Terrarium.DirectSurfaceRunoff — Type
struct DirectSurfaceRunoff{NF} <: Terrarium.AbstractSurfaceRunoff{NF}Simple surface runoff scheme that computes runoff as
\[R = P + D - I\]
where P is precipitation reaching the ground, D is drainage from accumualted excess water at the surface, and I is infiltration into the soil.
Properties:
τ_r: Surface water removal timescale
variables(DirectSurfaceRunoff(Float32))Variables
├─ Prognostic:
├─ Auxiliary:
├── surface_runoff [m s^-1] on XY{Center, Center}
├── infiltration [m s^-1] on XY{Center, Center}
├─ Inputs:
├─ Namespaces:
Infiltration capacity and soil saturation
Infiltration is limited by both the type and hydrological state of the soil.
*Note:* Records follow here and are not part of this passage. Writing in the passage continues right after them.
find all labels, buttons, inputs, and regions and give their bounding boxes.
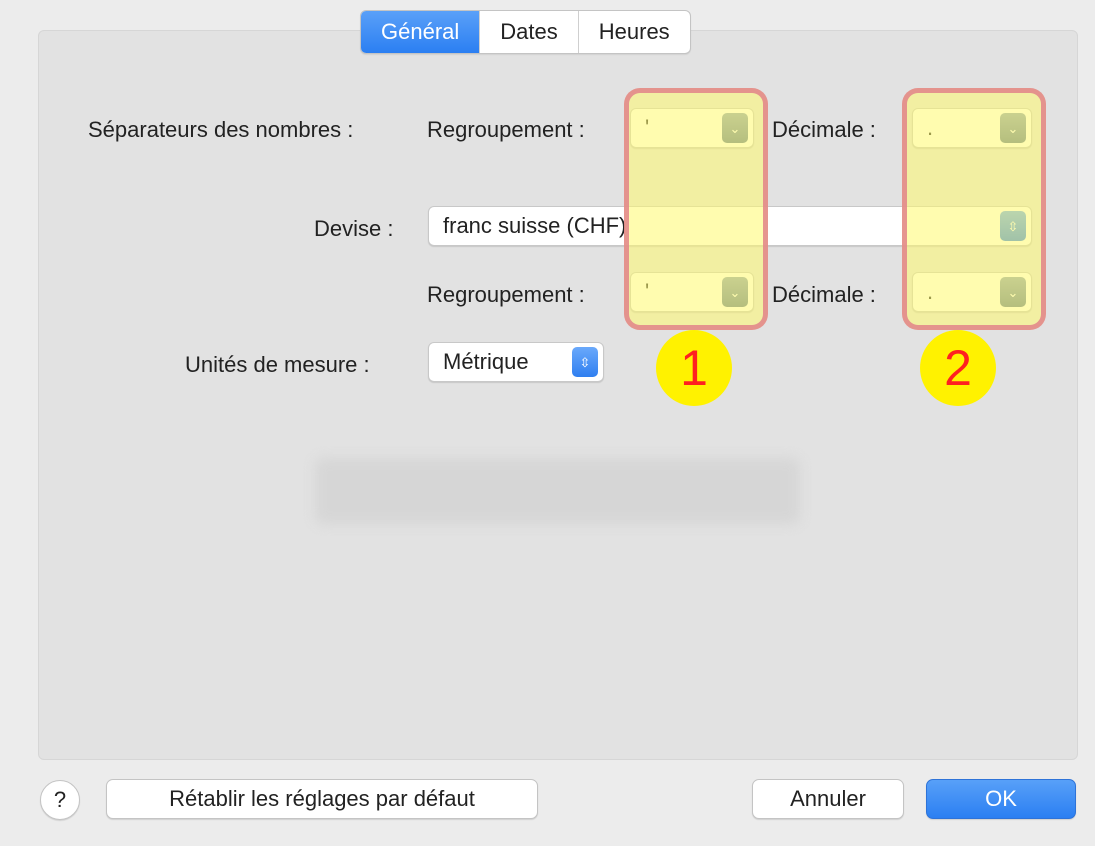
currency-decimal-label: Décimale : <box>772 282 876 307</box>
units-label: Unités de mesure : <box>185 352 370 377</box>
number-separators-label: Séparateurs des nombres : <box>88 117 354 142</box>
blurred-preview <box>315 458 800 524</box>
marker-1: 1 <box>656 330 732 406</box>
tab-heures[interactable]: Heures <box>577 11 690 53</box>
tab-general[interactable]: Général <box>361 11 480 53</box>
number-decimal-label: Décimale : <box>772 117 876 142</box>
units-value: Métrique <box>443 349 529 374</box>
currency-grouping-label: Regroupement : <box>427 282 585 307</box>
marker-2: 2 <box>920 330 996 406</box>
tab-bar: Général Dates Heures <box>360 10 691 54</box>
cancel-button[interactable]: Annuler <box>752 779 904 819</box>
reset-defaults-button[interactable]: Rétablir les réglages par défaut <box>106 779 538 819</box>
units-select[interactable]: Métrique ⇳ <box>428 342 604 382</box>
currency-label: Devise : <box>314 216 394 241</box>
highlight-box-1 <box>624 88 768 330</box>
ok-button[interactable]: OK <box>926 779 1076 819</box>
highlight-box-2 <box>902 88 1046 330</box>
number-grouping-label: Regroupement : <box>427 117 585 142</box>
help-button[interactable]: ? <box>40 780 80 820</box>
up-down-chevron-icon: ⇳ <box>572 347 598 377</box>
tab-dates[interactable]: Dates <box>479 11 577 53</box>
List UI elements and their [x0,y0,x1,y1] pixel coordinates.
The effective infiltration can be calculated as
\[\begin{equation} I = \min(P_{\text{ground}}, I_{\max}) \times (1 - f_{\text{sat}}) \end{equation}\]
where $I_{\max}$ is here the maximum infiltration capacity determined by soil hydraulic conductivity (m/s) and $f_{\text{sat}}$ is the saturation fraction of the upper soil layer (0 = dry, 1 = saturated) (-).
When soil becomes saturated ($f_{\text{sat}} = 1$), infiltration drops to zero and all precipitation is routed to either surface runoff or surface water storage.
Water table and drainage processes
This simplified surface runoff scheme does not explicitly model subsurface drainage or return flows from the water table. It is appropriate for upland areas where:
- Water table is deep relative to the surface
- Saturation excess runoff is minimal
- Hortonian overland flow (infiltration excess) is dominant
In riparian areas or regions with high water tables, more sophisticated approaches (e.g., variable source areas) would be necessary to capture saturation-excess runoff.
Process interface
Terrarium.compute_auxiliary! — Method
compute_auxiliary!(
state,
grid,
runoff::DirectSurfaceRunoff,
canopy_interception::Terrarium.AbstractCanopyInterception,
soil::Terrarium.AbstractSoil,
args...
)
Kernel functions
Terrarium.compute_surface_drainage — Function
compute_surface_drainage(
runoff::DirectSurfaceRunoff{NF},
surface_excess_water
) -> Any
Compute surface drainage flux from the current surface_excess_water resevoir state.
Terrarium.compute_infiltration — Function
compute_infiltration(
runoff::DirectSurfaceRunoff{NF},
influx,
sat_top,
max_infil
) -> Any
Compute infiltration from the given influx (water available for infiltration), saturation of the uppermost soil layer sat_top, and the maximum allowed infiltration max_infil.
Terrarium.compute_surface_runoff — Function
compute_surface_runoff(
runoff::DirectSurfaceRunoff,
precip_ground,
surface_drainage,
infil
) -> Any
Compute surface runoff as precipitation + surface_drainage - infiltration.